Most people don’t understand grief at all even though everyone will experience grief after a service at a funeral home in Watsontown, PA at some point. There are many myths surrounding loss and grieving that muddy the waters and, in many ways, make it difficult for people to deal with loss in a healthy way.
Staying Connected to the Deceased Makes You Crazy – How many movies have you seen where the widow is worried over and considered “crazy” for holding onto her dead husband’s shirts or talking to him at his gravesite? This couldn’t be further from the truth. It’s healthy to continue your connection with the deceased. In fact, many cultures around the world have a deep tradition of connecting with the deceased through rituals, songs, conversations, songs, and keepsakes.

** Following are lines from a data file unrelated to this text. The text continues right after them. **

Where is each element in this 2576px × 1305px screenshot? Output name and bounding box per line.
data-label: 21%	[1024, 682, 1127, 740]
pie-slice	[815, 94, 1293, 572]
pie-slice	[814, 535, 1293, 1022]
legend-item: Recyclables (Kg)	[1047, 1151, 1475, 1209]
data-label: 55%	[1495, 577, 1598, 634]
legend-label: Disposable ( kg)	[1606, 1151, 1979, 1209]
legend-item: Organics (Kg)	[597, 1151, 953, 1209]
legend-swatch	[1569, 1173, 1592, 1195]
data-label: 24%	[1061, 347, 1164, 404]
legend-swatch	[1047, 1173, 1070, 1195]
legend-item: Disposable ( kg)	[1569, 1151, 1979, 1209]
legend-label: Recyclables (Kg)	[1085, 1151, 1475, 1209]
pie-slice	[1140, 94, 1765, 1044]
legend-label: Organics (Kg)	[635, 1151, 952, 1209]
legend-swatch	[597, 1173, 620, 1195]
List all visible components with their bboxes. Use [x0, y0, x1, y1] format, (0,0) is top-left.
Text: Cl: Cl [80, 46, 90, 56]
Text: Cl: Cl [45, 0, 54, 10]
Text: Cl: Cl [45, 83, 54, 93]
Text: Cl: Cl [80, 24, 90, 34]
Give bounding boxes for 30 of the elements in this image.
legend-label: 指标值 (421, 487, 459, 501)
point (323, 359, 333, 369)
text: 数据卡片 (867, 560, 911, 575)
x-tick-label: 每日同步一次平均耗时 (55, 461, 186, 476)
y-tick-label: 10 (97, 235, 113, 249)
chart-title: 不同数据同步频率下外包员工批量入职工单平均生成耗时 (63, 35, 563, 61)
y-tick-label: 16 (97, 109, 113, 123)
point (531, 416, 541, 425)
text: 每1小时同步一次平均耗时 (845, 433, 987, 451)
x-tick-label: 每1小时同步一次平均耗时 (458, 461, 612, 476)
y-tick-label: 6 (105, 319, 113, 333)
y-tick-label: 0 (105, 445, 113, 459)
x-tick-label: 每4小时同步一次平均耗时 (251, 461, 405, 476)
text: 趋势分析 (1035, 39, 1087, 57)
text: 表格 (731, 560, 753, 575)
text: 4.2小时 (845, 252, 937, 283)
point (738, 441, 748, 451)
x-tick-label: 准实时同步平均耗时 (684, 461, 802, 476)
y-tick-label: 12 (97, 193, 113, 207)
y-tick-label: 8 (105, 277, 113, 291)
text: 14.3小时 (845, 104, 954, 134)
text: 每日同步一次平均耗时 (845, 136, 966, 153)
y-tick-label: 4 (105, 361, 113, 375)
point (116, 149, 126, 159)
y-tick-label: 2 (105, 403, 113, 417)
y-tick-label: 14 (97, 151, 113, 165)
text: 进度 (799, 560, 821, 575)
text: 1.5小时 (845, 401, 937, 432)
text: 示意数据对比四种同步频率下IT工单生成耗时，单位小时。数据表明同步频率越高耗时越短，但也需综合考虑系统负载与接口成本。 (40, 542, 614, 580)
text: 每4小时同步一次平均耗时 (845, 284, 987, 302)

The book Continuing Bonds: New Understandings of Grief says, “remaining connected seemed to facilitate the bereaved’s ability to cope with loss and accompanying changes in their lives.”
Remembering the Deceased Means Staying in the Past – Remembering a loved one doesn’t mean staying in the past, it can mean connecting to them in a new and meaningful way that changes as time goes on. It’s easy to fall into the trap of thinking that the only way to stay connected to the deceased is to remember past times. But your relationship with the deceased doesn’t have to stay the same. Continuing Bonds: New Understandings of Grief states, “Instead [of a static relationship], they evolve and mature right along with us”. A healthy way of grieving a loss is to keep the deceased part of new experiences and new memories.
A Death is a Loss – While people often refer to death as a “loss”, death doesn’t mean that someone is gone forever. Their memory, goodness, and even wisdom can live on through the people they met and loved in life. After all, how can you lose someone when you hold them dearly and deeply in their heart?
You Need to Move on from the Loss – Oftentimes those in mourning feel societal pressure to move on from the loss. However, there isn’t really a way to move on or detach from a loss. Grief doesn’t go away. Instead, it changes. In the early months you might grieve by sitting in the dark and crying, but as time goes on you might grieve by lighting a candle once a year. Also, there shouldn’t be any pressure to leave the deceased behind. The deceased can, and often should, always be a part of you and your life, even though that part may change with time.
Grief Eventually Ends in Closure – This couldn’t be further from the truth. Grief is non-linear and generally has no end or “closure” when you can sign and move on completely. Grief can change over time, but it won’t ever completely go away. Eleanor Haley from What’s Your Grief says, “Grief isn’t something you go through, it’s something that becomes a part of you. It’s forever.”